Au Soudan, risque « d’atrocités de masse » à El-Obeid, alerte la communauté internationale

Le département d’Etat américain a exhorté les belligérants à cesser toute mise en danger de civils, tandis que le Royaume-Uni, la France, l’Allemagne, les Pays-Bas, l’Irlande, l’Italie et la Norvège ont appelé à la désescalade.

Juin 24, 2026 - 17:28
Au Soudan, risque « d’atrocités de masse » à El-Obeid, alerte la communauté internationale
Des personnes blessées à la suite d’une frappe de drone, à El-Obeid (Soudan), le 12 janvier 2026. EL TAYEB SIDDIG/REUTERS

Alors que la ville soudanaise d’El-Obeid fait l’objet depuis plusieurs mois d’un siège des Forces de soutien rapide (FSR), en guerre contre l’armée régulière depuis trois ans, plusieurs pays ont exprimé, mardi 23 juin, leur inquiétude face à un risque imminent de catastrophe humanitaire.
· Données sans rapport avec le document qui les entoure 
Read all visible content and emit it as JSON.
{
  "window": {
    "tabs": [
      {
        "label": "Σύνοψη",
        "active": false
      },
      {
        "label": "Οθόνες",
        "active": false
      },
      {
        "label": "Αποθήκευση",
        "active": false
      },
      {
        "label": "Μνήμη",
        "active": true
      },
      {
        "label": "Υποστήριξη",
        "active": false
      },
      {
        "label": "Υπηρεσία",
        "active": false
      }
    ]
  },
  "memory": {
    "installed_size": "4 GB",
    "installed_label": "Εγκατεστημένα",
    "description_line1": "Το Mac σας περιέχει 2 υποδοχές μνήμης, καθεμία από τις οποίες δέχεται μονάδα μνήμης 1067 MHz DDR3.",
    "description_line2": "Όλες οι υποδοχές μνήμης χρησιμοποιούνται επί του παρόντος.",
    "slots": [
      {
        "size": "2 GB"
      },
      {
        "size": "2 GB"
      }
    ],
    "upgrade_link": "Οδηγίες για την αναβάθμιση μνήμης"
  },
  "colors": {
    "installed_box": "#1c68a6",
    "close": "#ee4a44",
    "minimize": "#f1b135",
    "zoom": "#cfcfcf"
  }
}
Le Conseil de sécurité de l’ONU avait déjà donné l’alerte samedi, alors que d’« importants renforts militaires » se réunissaient autour de la ville.

Dans un communiqué, le département d’Etat américain a ainsi exhorté les belligérants à « cesser toute action à même de mettre en danger les civils, d’entraver l’aide humanitaire ou de contribuer à de nouvelles atrocités ». Les Etats-Unis ont exprimé leur vive préoccupation face aux « indications alarmantes selon lesquelles des atrocités de masse pourraient être imminentes » à El-Obeid.

Mardi après-midi, le Royaume-Uni a également « appel[é] toutes les parties à mettre immédiatement fin aux attaques et à protéger les civils afin d’éviter de nouvelles effusions de sang », a fait savoir le ministère des affaires étrangères britannique. Ce dernier, aux côtés de six pays − la France, l’Allemagne, les Pays-Bas, l’Irlande, l’Italie et la Norvège −, estime qu’El-Obeid, en proie à « une offensive imminente », se trouve « au bord du gouffre des atrocités ».

Le souvenir des « horreurs d’El-Facher »

« Les combats ont déjà fait un nombre considérable de victimes civiles et font craindre de toute urgence une escalade majeure », ont écrit les sept pays dans une déclaration commune, rappelant que « les frappes de drones et les attaques contre des infrastructures civiles essentielles n’ont cessé de s’intensifier » depuis ces dernières heures. Et d’exhorter « ceux qui ont de l’influence à faire pression sur les FSR pour qu’elles se retirent ».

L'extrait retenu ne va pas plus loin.